Most China money rates fall as liquidity improves

02 Nov, 2012

 

Traders said the rates may fall further by the middle of next week, when banks finish paying additional required reserves based on their end-November deposits early in the week.

 

Thursday's rise in the seven-day repo rate reflected cash calls until that time.

 

The weighted average seven-day bond repurchase rate dropped 6 basis points to 3.3771 percent by midday from Thursday's close of 3.4379 percent. The overnight repo rate tumbled to 2.6731 percent from 3.0460 percent.

 

But the 14-day repo rate edged up to 3.3772 percent from 3.3722 percent after plunging a combined 142 bps over the past two trading days to reflect market expectations of loose liquidity, traders said.

 

"It became difficult to lend money today, with everybody appearing to have lots of money on hand," said a trader at a Chinese state-owned bank in Shanghai. "The seven-day repo is likely to fall far below 3 percent next week."

 

The People's Bank of China (PBOC) injected a net 379 billion yuan ($61.74 billion) into the market this week, the largest-ever net injection.

 

The injection means that a net 523 billion yuan will automatically be drained from the money market next week, as reverse repos mature.

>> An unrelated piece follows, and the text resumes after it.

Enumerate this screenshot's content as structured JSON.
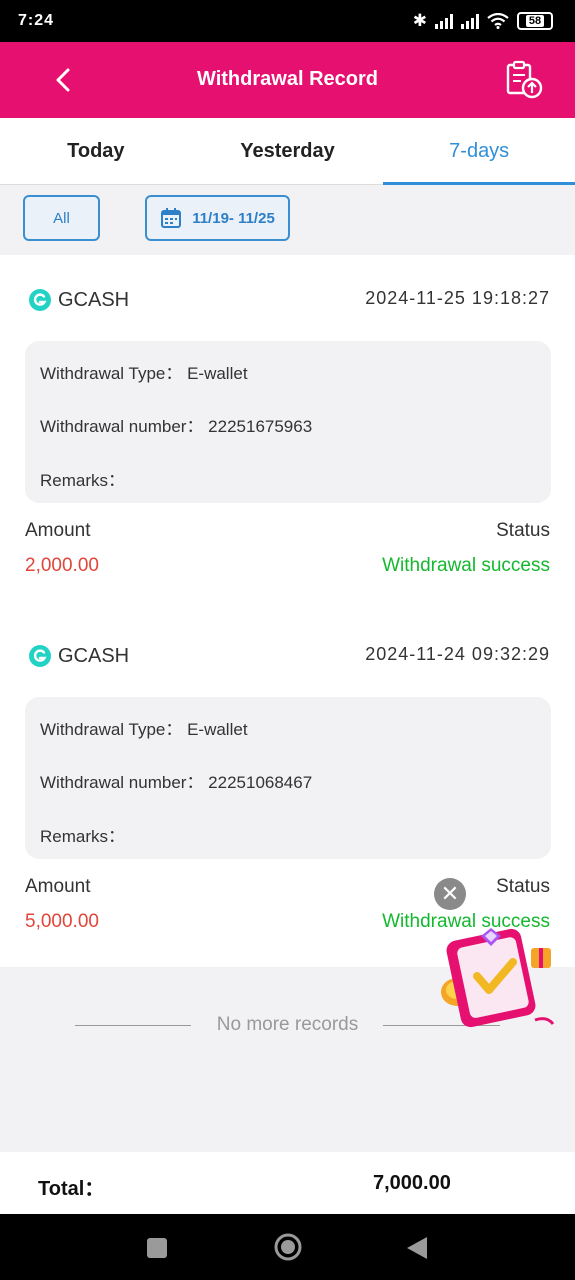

But traders widely expect the PBOC will roll over most of the maturing reverse repos with new ones.

 

Money rates have staged a roller-coaster performance since the start of October, with the seven-day repo rate falling to as low as 2.67 percent until cash calls from corporate third-quarter tax payments set in late last week, pushing the benchmark to as high as 4.31 percent by Monday.